We hit a bit of a snag that’s delayed our ability to make a final decision. We’ll be in touch by Friday with our final decision.

Greg

Friday, February 14th

Suspecting (from experience over the past couple of weeks) that I wasn’t going to hear from them today, I decided to email them.

Hi Greg,

I was wondering if you could possibly update me. Am I still being considered for this position or not?

Vee

Ten minutes ago…

Hi Vee,

The position was actually filled on Monday and the candidate has already started with us. Good look with your career endeavors.

Greg

I don’t want to shit on hiring managers but this needs to be said. WHAT THE FUCK? Why do they do this? Don’t tell a candidate you’re going to be in touch if you’re not going to be in touch. Don’t fucking lie and say you’ve ‘hit a snag’ if you’re making an offer. Even I can come up with a better lie than ‘we’ve hit a snag’. And then to, five days later, let me know that you flat out lied five days earlier… I just…

He didn’t have to lie. He didn’t. If he didn’t want to tell me he’d made an offer, there were a million other ways he could have handled that situation. He chose to lie and say they hadn’t made a decision.

Why are candidates expected to jump through hoops for companies that can’t even provide the common decency to say ‘Hey, we hired someone’. I had four interviews with this company. FOUR INTERVIEWS. After four interviews was I really someone who wasn’t worthy of following up with?Why do they promise they’ll reach out ‘either way’ and then never reach out? Are they afraid of having to reject people? Because of that’s the fucking case they’re in the wrong job and I’ll gladly take that job off their hands. I’ll reject people all day long if it can give some job hunters some peace of fucking mind that they don’t have to wait for word that’s never coming.

It’s 2020 and ghosting is common practice in hiring, it seems.

I’m mad. But I’m not mad. I’m just… so used to this bullshit at this point. I’ve become so accustomed to shitty treatment, lies and misleading messages that if I ever found an honest hiring manager, I probably wouldn’t believe them anyways.

Why do I bother getting my hopes up when it always ends up the same?

When it rains it pours.

I’m typing this on my dad’s computer. My computer went kaput yesterday. I’m less than impressed about it. My computer has thousands of dollars worth of design and editing software on it, so it’s really not just as simple as wandering down to the store and purchasing a new laptop. Replacing this computer is going to cost an arm and a leg.

I’ve ordered a new battery for it, I am hoping that might help. The battery has to come from the United States though, so it might be a while. In the mean time, I’ll be trying to use my dad’s computer, or, my phone. I’m going to try to stay away from my phone though because when I used my phone my spelling goes from bad to absolutely horrendous.

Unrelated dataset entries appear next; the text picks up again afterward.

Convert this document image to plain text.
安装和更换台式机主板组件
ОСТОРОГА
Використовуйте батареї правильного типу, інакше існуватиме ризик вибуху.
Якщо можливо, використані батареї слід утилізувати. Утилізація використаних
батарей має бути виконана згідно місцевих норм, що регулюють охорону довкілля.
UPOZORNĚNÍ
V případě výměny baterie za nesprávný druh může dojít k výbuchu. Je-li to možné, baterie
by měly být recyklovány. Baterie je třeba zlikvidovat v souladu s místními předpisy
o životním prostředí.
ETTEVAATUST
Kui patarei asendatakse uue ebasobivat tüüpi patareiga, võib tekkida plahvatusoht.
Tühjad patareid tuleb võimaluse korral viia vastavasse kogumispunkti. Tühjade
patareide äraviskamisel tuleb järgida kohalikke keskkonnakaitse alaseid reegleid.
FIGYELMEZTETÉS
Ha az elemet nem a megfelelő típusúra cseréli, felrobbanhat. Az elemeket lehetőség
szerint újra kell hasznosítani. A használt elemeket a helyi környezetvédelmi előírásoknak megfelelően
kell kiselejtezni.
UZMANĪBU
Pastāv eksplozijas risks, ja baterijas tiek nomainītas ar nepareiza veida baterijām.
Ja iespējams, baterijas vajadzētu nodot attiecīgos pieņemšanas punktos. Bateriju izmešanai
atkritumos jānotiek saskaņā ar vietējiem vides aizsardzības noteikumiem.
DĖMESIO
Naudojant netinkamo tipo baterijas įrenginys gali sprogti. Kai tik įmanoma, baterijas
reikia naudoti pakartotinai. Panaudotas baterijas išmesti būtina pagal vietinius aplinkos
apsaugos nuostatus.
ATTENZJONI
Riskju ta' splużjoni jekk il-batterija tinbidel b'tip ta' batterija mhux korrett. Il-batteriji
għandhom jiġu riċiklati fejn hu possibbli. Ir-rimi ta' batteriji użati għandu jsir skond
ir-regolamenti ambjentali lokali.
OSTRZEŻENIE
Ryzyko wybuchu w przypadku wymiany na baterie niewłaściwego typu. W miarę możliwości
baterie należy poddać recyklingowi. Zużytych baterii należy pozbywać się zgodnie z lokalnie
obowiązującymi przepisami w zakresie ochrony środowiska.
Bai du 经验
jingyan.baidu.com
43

I’m being dramatic. I know that. But… I use my computer for a lot. It’s a piece of me. And I really, really, don’t want to have to replace it. Thus, I’m pouting today.

I didn’t get the job.

In response up to: Wow, wow, wow, wow, wow – I didn’t get the job.

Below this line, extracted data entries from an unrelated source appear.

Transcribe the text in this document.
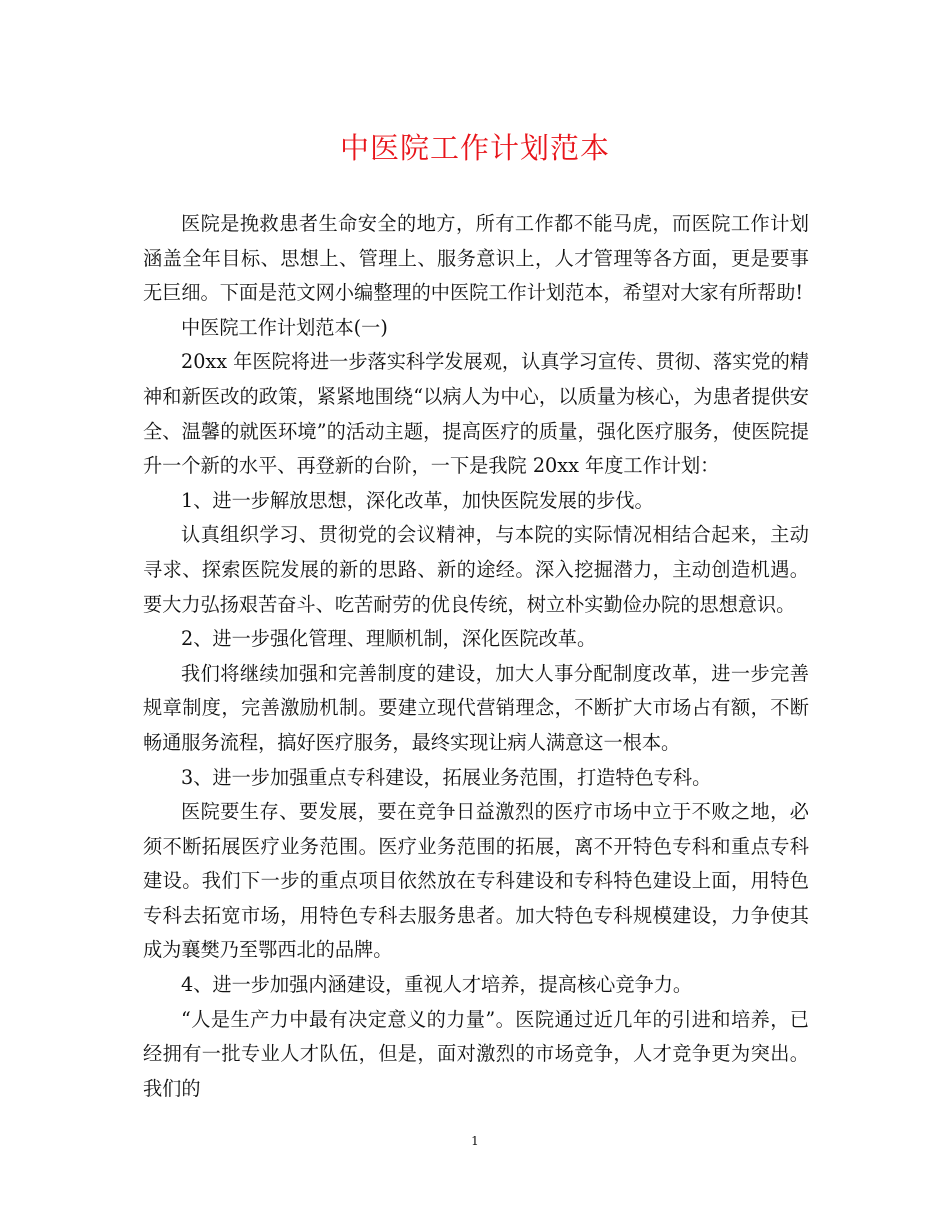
中医院工作计划范本

医院是挽救患者生命安全的地方，所有工作都不能马虎，而医院工作计划涵盖全年目标、思想上、管理上、服务意识上，人才管理等各方面，更是要事无巨细。下面是范文网小编整理的中医院工作计划范本，希望对大家有所帮助!

中医院工作计划范本(一)

20xx 年医院将进一步落实科学发展观，认真学习宣传、贯彻、落实党的精神和新医改的政策，紧紧地围绕“以病人为中心，以质量为核心，为患者提供安全、温馨的就医环境”的活动主题，提高医疗的质量，强化医疗服务，使医院提升一个新的水平、再登新的台阶，一下是我院 20xx 年度工作计划：

1、进一步解放思想，深化改革，加快医院发展的步伐。

认真组织学习、贯彻党的会议精神，与本院的实际情况相结合起来，主动寻求、探索医院发展的新的思路、新的途经。深入挖掘潜力，主动创造机遇。要大力弘扬艰苦奋斗、吃苦耐劳的优良传统，树立朴实勤俭办院的思想意识。

2、进一步强化管理、理顺机制，深化医院改革。

我们将继续加强和完善制度的建设，加大人事分配制度改革，进一步完善规章制度，完善激励机制。要建立现代营销理念，不断扩大市场占有额，不断畅通服务流程，搞好医疗服务，最终实现让病人满意这一根本。

3、进一步加强重点专科建设，拓展业务范围，打造特色专科。

医院要生存、要发展，要在竞争日益激烈的医疗市场中立于不败之地，必须不断拓展医疗业务范围。医疗业务范围的拓展，离不开特色专科和重点专科建设。我们下一步的重点项目依然放在专科建设和专科特色建设上面，用特色专科去拓宽市场，用特色专科去服务患者。加大特色专科规模建设，力争使其成为襄樊乃至鄂西北的品牌。

4、进一步加强内涵建设，重视人才培养，提高核心竞争力。

“人是生产力中最有决定意义的力量”。医院通过近几年的引进和培养，已经拥有一批专业人才队伍，但是，面对激烈的市场竞争，人才竞争更为突出。我们的

1
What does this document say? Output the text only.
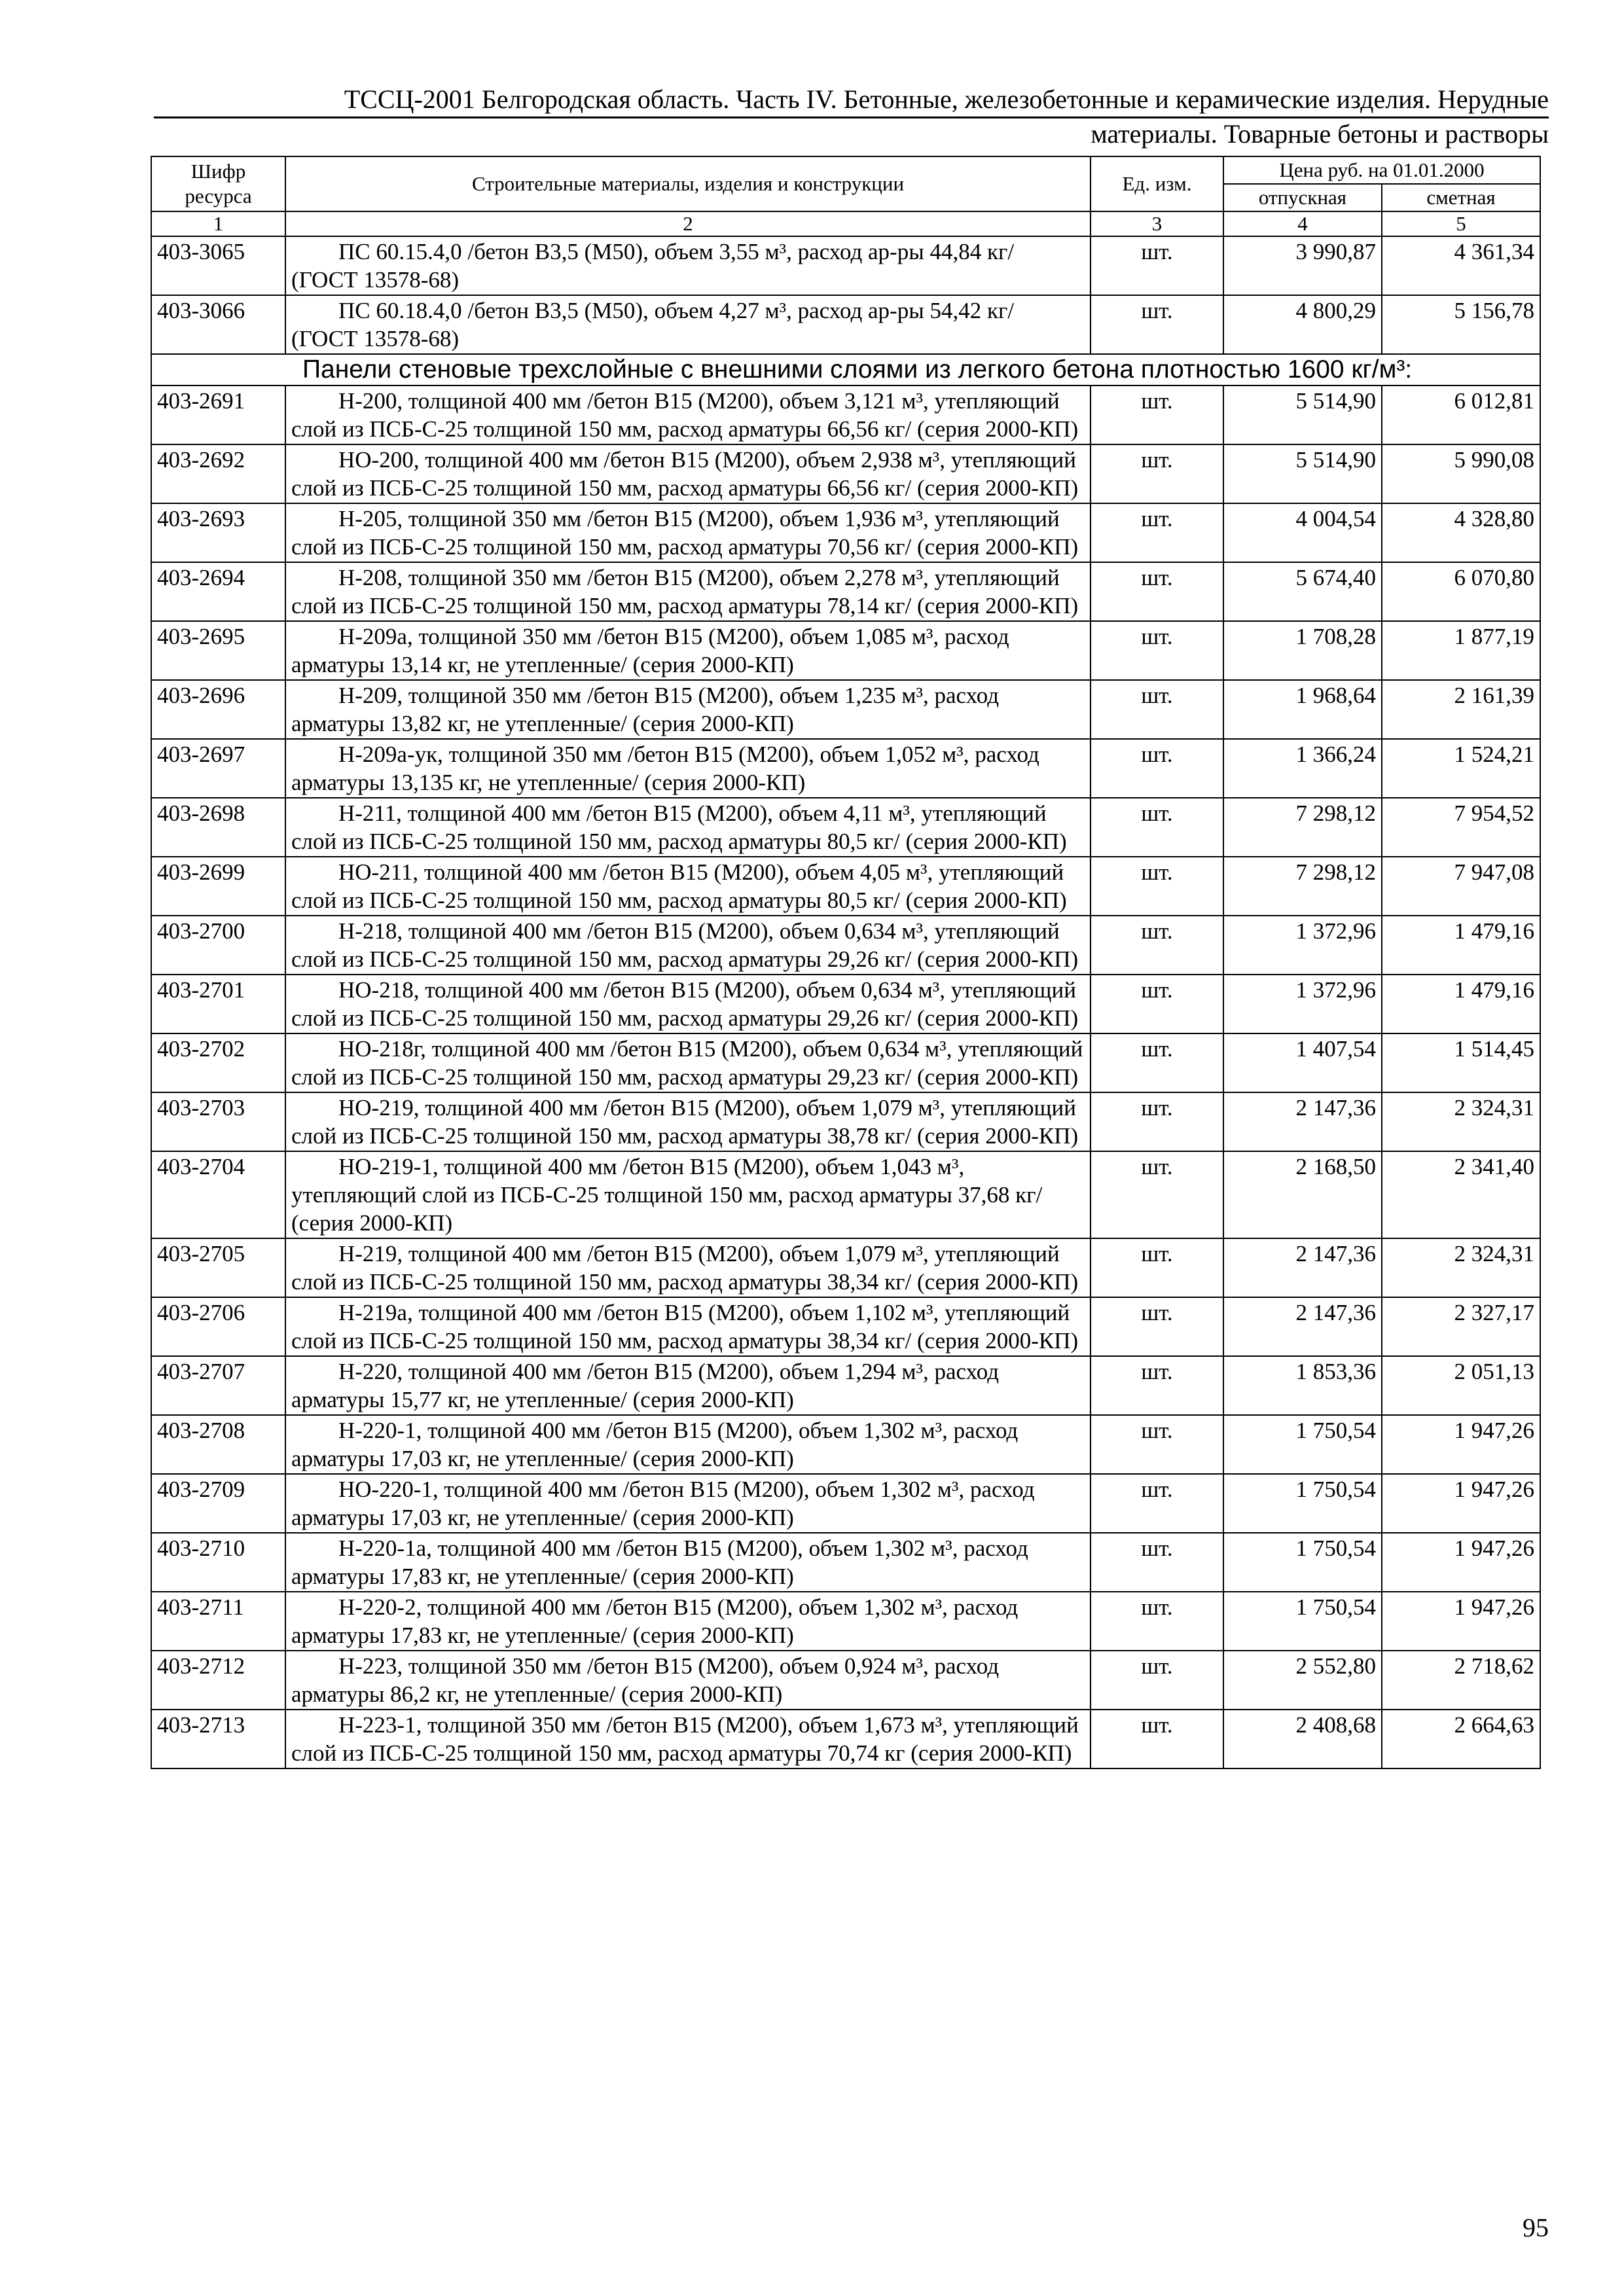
ТССЦ-2001 Белгородская область. Часть IV. Бетонные, железобетонные и керамические изделия. Нерудные
материалы. Товарные бетоны и растворы
Шифр ресурса	Строительные материалы, изделия и конструкции	Ед. изм.	Цена руб. на 01.01.2000	
			отпускная	сметная
1	2	3	4	5
403-3065	ПС 60.15.4,0 /бетон В3,5 (М50), объем 3,55 м³, расход ар-ры 44,84 кг/ (ГОСТ 13578-68)	шт.	3 990,87	4 361,34
403-3066	ПС 60.18.4,0 /бетон В3,5 (М50), объем 4,27 м³, расход ар-ры 54,42 кг/ (ГОСТ 13578-68)	шт.	4 800,29	5 156,78
Панели стеновые трехслойные с внешними слоями из легкого бетона плотностью 1600 кг/м³:				
403-2691	Н-200, толщиной 400 мм /бетон В15 (М200), объем 3,121 м³, утепляющий слой из ПСБ-С-25 толщиной 150 мм, расход арматуры 66,56 кг/ (серия 2000-КП)	шт.	5 514,90	6 012,81
403-2692	НО-200, толщиной 400 мм /бетон В15 (М200), объем 2,938 м³, утепляющий слой из ПСБ-С-25 толщиной 150 мм, расход арматуры 66,56 кг/ (серия 2000-КП)	шт.	5 514,90	5 990,08
403-2693	Н-205, толщиной 350 мм /бетон В15 (М200), объем 1,936 м³, утепляющий слой из ПСБ-С-25 толщиной 150 мм, расход арматуры 70,56 кг/ (серия 2000-КП)	шт.	4 004,54	4 328,80
403-2694	Н-208, толщиной 350 мм /бетон В15 (М200), объем 2,278 м³, утепляющий слой из ПСБ-С-25 толщиной 150 мм, расход арматуры 78,14 кг/ (серия 2000-КП)	шт.	5 674,40	6 070,80
403-2695	Н-209а, толщиной 350 мм /бетон В15 (М200), объем 1,085 м³, расход арматуры 13,14 кг, не утепленные/ (серия 2000-КП)	шт.	1 708,28	1 877,19
403-2696	Н-209, толщиной 350 мм /бетон В15 (М200), объем 1,235 м³, расход арматуры 13,82 кг, не утепленные/ (серия 2000-КП)	шт.	1 968,64	2 161,39
403-2697	Н-209а-ук, толщиной 350 мм /бетон В15 (М200), объем 1,052 м³, расход арматуры 13,135 кг, не утепленные/ (серия 2000-КП)	шт.	1 366,24	1 524,21
403-2698	Н-211, толщиной 400 мм /бетон В15 (М200), объем 4,11 м³, утепляющий слой из ПСБ-С-25 толщиной 150 мм, расход арматуры 80,5 кг/ (серия 2000-КП)	шт.	7 298,12	7 954,52
403-2699	НО-211, толщиной 400 мм /бетон В15 (М200), объем 4,05 м³, утепляющий слой из ПСБ-С-25 толщиной 150 мм, расход арматуры 80,5 кг/ (серия 2000-КП)	шт.	7 298,12	7 947,08
403-2700	Н-218, толщиной 400 мм /бетон В15 (М200), объем 0,634 м³, утепляющий слой из ПСБ-С-25 толщиной 150 мм, расход арматуры 29,26 кг/ (серия 2000-КП)	шт.	1 372,96	1 479,16
403-2701	НО-218, толщиной 400 мм /бетон В15 (М200), объем 0,634 м³, утепляющий слой из ПСБ-С-25 толщиной 150 мм, расход арматуры 29,26 кг/ (серия 2000-КП)	шт.	1 372,96	1 479,16
403-2702	НО-218г, толщиной 400 мм /бетон В15 (М200), объем 0,634 м³, утепляющий слой из ПСБ-С-25 толщиной 150 мм, расход арматуры 29,23 кг/ (серия 2000-КП)	шт.	1 407,54	1 514,45
403-2703	НО-219, толщиной 400 мм /бетон В15 (М200), объем 1,079 м³, утепляющий слой из ПСБ-С-25 толщиной 150 мм, расход арматуры 38,78 кг/ (серия 2000-КП)	шт.	2 147,36	2 324,31
403-2704	НО-219-1, толщиной 400 мм /бетон В15 (М200), объем 1,043 м³, утепляющий слой из ПСБ-С-25 толщиной 150 мм, расход арматуры 37,68 кг/ (серия 2000-КП)	шт.	2 168,50	2 341,40
403-2705	Н-219, толщиной 400 мм /бетон В15 (М200), объем 1,079 м³, утепляющий слой из ПСБ-С-25 толщиной 150 мм, расход арматуры 38,34 кг/ (серия 2000-КП)	шт.	2 147,36	2 324,31
403-2706	Н-219а, толщиной 400 мм /бетон В15 (М200), объем 1,102 м³, утепляющий слой из ПСБ-С-25 толщиной 150 мм, расход арматуры 38,34 кг/ (серия 2000-КП)	шт.	2 147,36	2 327,17
403-2707	Н-220, толщиной 400 мм /бетон В15 (М200), объем 1,294 м³, расход арматуры 15,77 кг, не утепленные/ (серия 2000-КП)	шт.	1 853,36	2 051,13
403-2708	Н-220-1, толщиной 400 мм /бетон В15 (М200), объем 1,302 м³, расход арматуры 17,03 кг, не утепленные/ (серия 2000-КП)	шт.	1 750,54	1 947,26
403-2709	НО-220-1, толщиной 400 мм /бетон В15 (М200), объем 1,302 м³, расход арматуры 17,03 кг, не утепленные/ (серия 2000-КП)	шт.	1 750,54	1 947,26
403-2710	Н-220-1а, толщиной 400 мм /бетон В15 (М200), объем 1,302 м³, расход арматуры 17,83 кг, не утепленные/ (серия 2000-КП)	шт.	1 750,54	1 947,26
403-2711	Н-220-2, толщиной 400 мм /бетон В15 (М200), объем 1,302 м³, расход арматуры 17,83 кг, не утепленные/ (серия 2000-КП)	шт.	1 750,54	1 947,26
403-2712	Н-223, толщиной 350 мм /бетон В15 (М200), объем 0,924 м³, расход арматуры 86,2 кг, не утепленные/ (серия 2000-КП)	шт.	2 552,80	2 718,62
403-2713	Н-223-1, толщиной 350 мм /бетон В15 (М200), объем 1,673 м³, утепляющий слой из ПСБ-С-25 толщиной 150 мм, расход арматуры 70,74 кг (серия 2000-КП)	шт.	2 408,68	2 664,63
95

I’m not really sure what to say on the matter. It’s obviously not the outcome that I wanted. It’s obviously not the outcome that I thought was going to happen. I got my hopes up for this. I really thought this was it, this was my opportunity for growth, for a my next career move, to work for an organization that didn’t break the law and ask me to cover it up. There were so many bonuses to working in this office and I’m kicking myself right now because I don’t get any of them.

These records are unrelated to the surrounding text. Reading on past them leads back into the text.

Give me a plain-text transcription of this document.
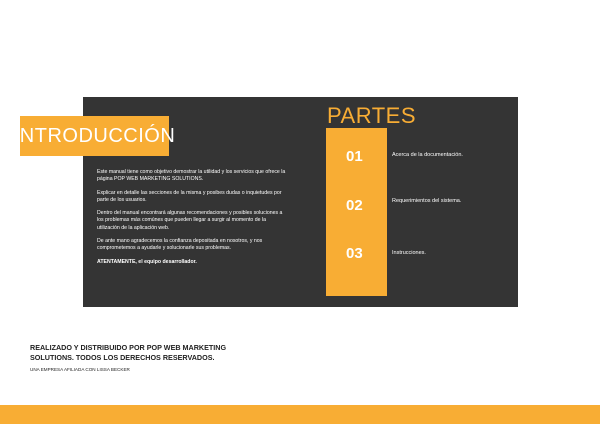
INTRODUCCIÓN

Este manual tiene como objetivo demostrar la utilidad y los servicios que ofrece la página POP WEB MARKETING SOLUTIONS.

Explicar en detalle las secciones de la misma y posibes dudas o inquietudes por parte de los usuarios.

Dentro del manual encontrará algunas recomendaciones y posibles soluciones a los problemas más comúnes que pueden llegar a surgir al momento de la utilización de la aplicación web.

De ante mano agradecemos la confianza depositada en nosotros, y nos comprometemos a ayudarle y solucionarle sus problemas.

ATENTAMENTE, el equipo desarrollador.

PARTES
01	Acerca de la documentación.
02	Requerimientos del sistema.
03	Instrucciones.
REALIZADO Y DISTRIBUIDO POR POP WEB MARKETING SOLUTIONS. TODOS LOS DERECHOS RESERVADOS.
UNA EMPRESA AFILIADA CON LISSA BECKER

I can’t even be mad. I’m not mad. It’s an incredible company and I know they’ve got to do what they feel is right for them. I just can’t help but feel as though they made the wrong choice. And, in their making the wrong choice, I’ve lost out.

It sucks. It really does.

All of my worst fears seem to be coming to fruition. I’m too qualified to work in retail, not qualified to work at these jobs that I’ve been working towards for a decade. Job hunting sucks. It really does. I’m squandering all of my talents and there’s nothing I can do about that.

I don’t know what to do with myself.